A mulher apaixonada é um ser em estado de entendimento de pedaços da vida desconhecidos pelo comum dos mortais: entende de lençóis iluminados pela luz do corredor nas noites sem sono, conhece ruídos diferentes de tique-taques, entende de meio-fio, de paredes chutadas, de cantores e poetas escolhidos secretamente, de confidências contadas para as toalhas.  

Domina computadores afetivos encarregados de arquivar e interpretar as mensagens mais sutis do amado: tom de voz, espaço entre uma e outra frase, fomes dominicais, impressões vagas de cansaço, tédio, alegria ou saudade expressas por fungados, suspiros, desabafos, interjeições, gestos, sons, olhares, todos tabulados no seu “compoetador”, perfurado pela esperança e perfumado pela possibilidade

A mulher apaixonada vive de farol alto, não desliga a buzina, não fecha bico de gás, só anda de pé na tábua, ouve tudo em 78 rotações, força a barra, anda na contramão, joga pedra no telhado do vizinho, vai depressa com o andor, desassossega o leão, cutuca a fera com vara curta, gasta pólvora com chimango, perde tempo, ganha o sonho, vive o susto, varre o medo, enfrenta a frota, esmaga o espanto, esbarra no afago, espera a vida, encontra a razão, fala de boca cheia, assovia e chupa cana, beija a madrugada, insulta a acomodação, instala o reino da validade.

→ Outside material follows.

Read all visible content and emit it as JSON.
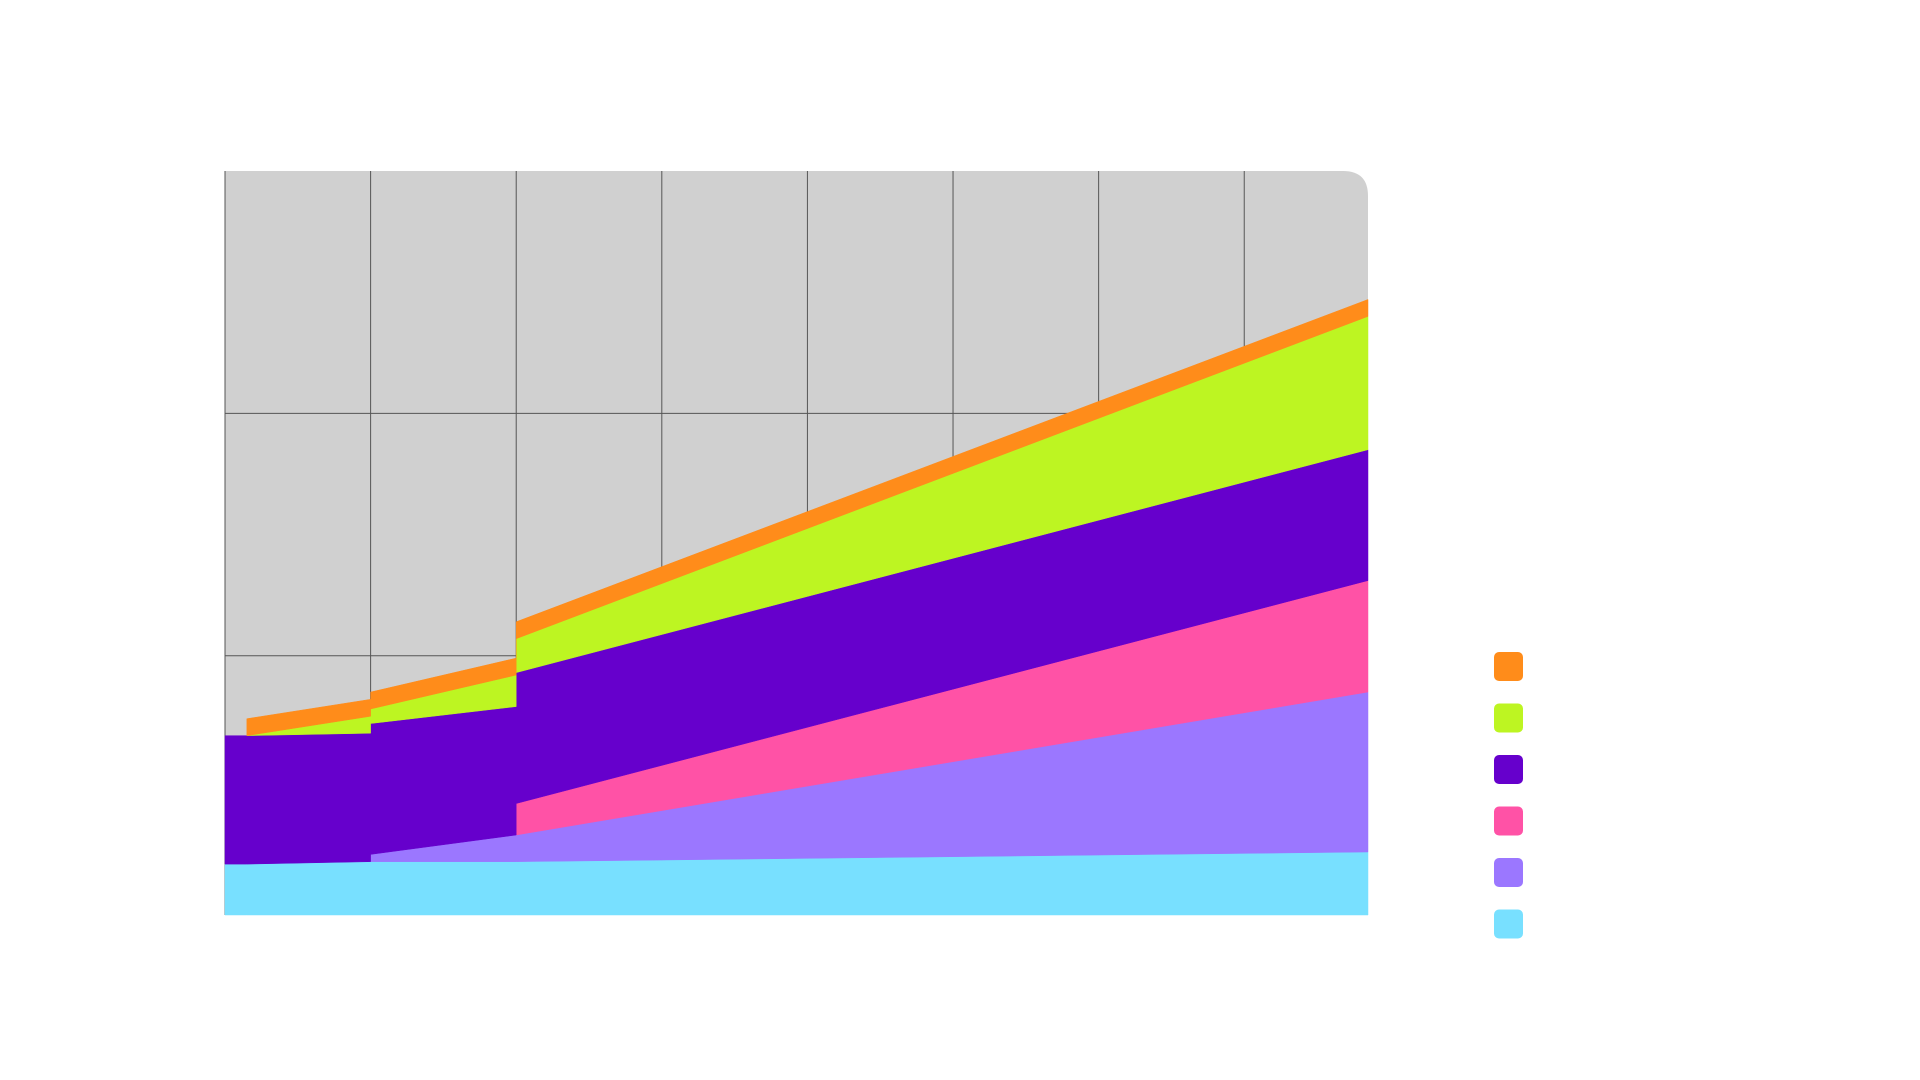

Ela é: especialista em pretextos; modista de oportunidades; cozinheira de chances, pediatra de carências, jardineira de manhãs, pastora de indícios, navegante de esperanças; fiandeira de frustrações, colhedeira de instantes, tecelã de ternuras; miúra de girassóis, doceira de amarguras.

A mulher apaixonada é furacão e chuvisco; exaltação e placidez; adivinha e alienada; sábia e patusca; maravilha e susto; mãe e mulher; filha e bruxa; santa e desastrada. A mulher apaixonada é, em suma, o ser que atende e representa em profundidade, em delírio, em sofrimento e em glória, a criança carente que mora em nós.